Este artigo está baseado em informação obtida de entrevistas à comunidade, realizadas no suleste de Camarões durante um período de dois anos, para um projeto que se propunha documentar o impacto das áreas protegidas sobre as populações indígenas em sete países africanos, assim como promover a aplicação dos novos princípios de conservação contidos, entre outros, na "Declaração de princípios sobre os povos indígenas e a conservação" de WWF, as resoluções da World Conservation Union sobre Povos Indígenas, a Comissão Mundial sobre Áreas Protegidas e as disposições pertinentes do Convênio sobre Diversidade Biológica, assinado por mais de 177 países.

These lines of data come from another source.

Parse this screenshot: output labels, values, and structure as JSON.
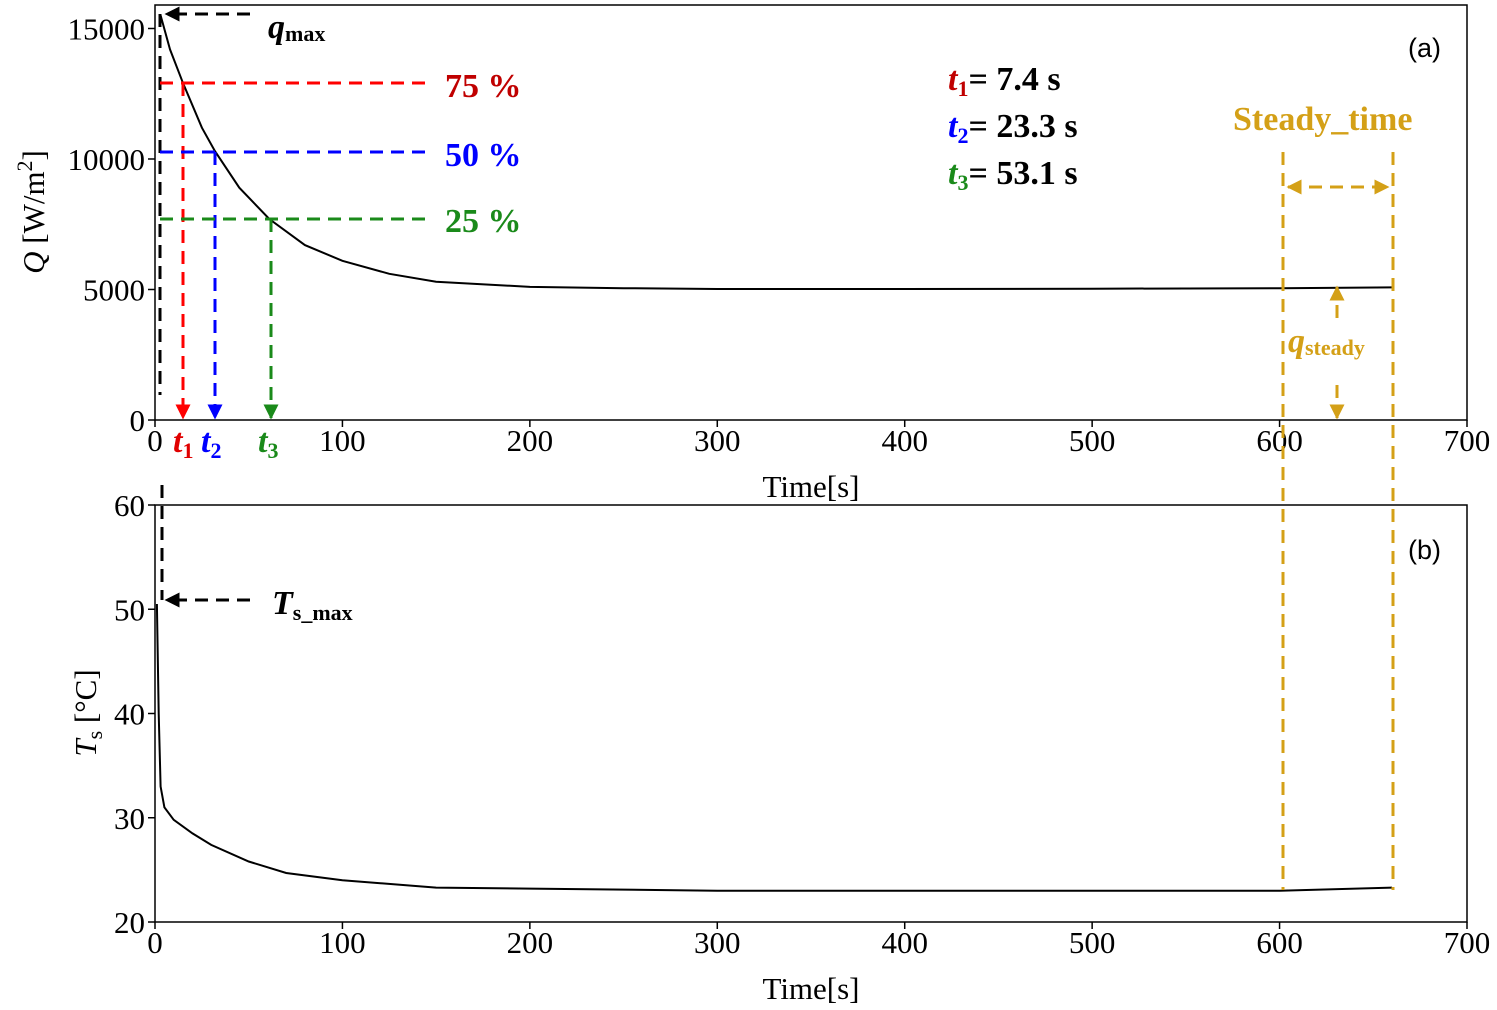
{
  "chart_data": [
    {
      "type": "line",
      "panel_label": "(a)",
      "xlabel": "Time[s]",
      "ylabel": {
        "symbol": "Q",
        "unit": " [W/m",
        "unit_sup": "2",
        "unit_end": "]"
      },
      "xlim": [
        0,
        700
      ],
      "xticks": [
        0,
        100,
        200,
        300,
        400,
        500,
        600,
        700
      ],
      "ylim": [
        0,
        15900
      ],
      "yticks": [
        0,
        5000,
        10000,
        15000
      ],
      "series": [
        {
          "color": "#000000",
          "x": [
            3,
            8,
            15,
            25,
            32,
            45,
            61,
            80,
            100,
            125,
            150,
            200,
            250,
            300,
            400,
            500,
            600,
            660
          ],
          "values": [
            15500,
            14200,
            12900,
            11200,
            10300,
            8900,
            7700,
            6700,
            6100,
            5600,
            5300,
            5100,
            5050,
            5020,
            5020,
            5030,
            5050,
            5080
          ]
        }
      ],
      "annotations": {
        "q_max": {
          "text": "q",
          "sub": "max"
        },
        "levels": [
          "75 %",
          "50 %",
          "25 %"
        ],
        "t_labels": [
          {
            "text": "t",
            "sub": "1"
          },
          {
            "text": "t",
            "sub": "2"
          },
          {
            "text": "t",
            "sub": "3"
          }
        ],
        "results": [
          {
            "text": "t",
            "sub": "1",
            "rest": "= 7.4 s"
          },
          {
            "text": "t",
            "sub": "2",
            "rest": "= 23.3 s"
          },
          {
            "text": "t",
            "sub": "3",
            "rest": "= 53.1 s"
          }
        ],
        "steady_time": "Steady_time",
        "q_steady": {
          "text": "q",
          "sub": "steady"
        }
      }
    },
    {
      "type": "line",
      "panel_label": "(b)",
      "xlabel": "Time[s]",
      "ylabel": {
        "symbol": "T",
        "sub": "s",
        "unit": " [°C]"
      },
      "xlim": [
        0,
        700
      ],
      "xticks": [
        0,
        100,
        200,
        300,
        400,
        500,
        600,
        700
      ],
      "ylim": [
        20,
        60
      ],
      "yticks": [
        20,
        30,
        40,
        50,
        60
      ],
      "series": [
        {
          "color": "#000000",
          "x": [
            1,
            2,
            3,
            5,
            10,
            20,
            30,
            50,
            70,
            100,
            150,
            200,
            300,
            400,
            500,
            600,
            660
          ],
          "values": [
            50.5,
            40,
            33,
            31,
            29.8,
            28.5,
            27.4,
            25.8,
            24.7,
            24,
            23.3,
            23.2,
            23,
            23,
            23,
            23,
            23.3
          ]
        }
      ],
      "annotations": {
        "ts_max": {
          "text": "T",
          "sub": "s_max"
        }
      }
    }
  ]
}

Este novo modelo de conservação baseia-se em princípios que reconhecem os direitos dos povos indígenas a usar, possuir e controlar seus territórios tradicionais, e que tentam proteger seu conhecimento e capacidades tradicionais. A nova focalização aponta a gerar associações de trabalho com os povos indígenas baseadas em princípios de anuência total e informada e uma distribuição eqüitativa dos benefícios resultantes das atividades de conservação.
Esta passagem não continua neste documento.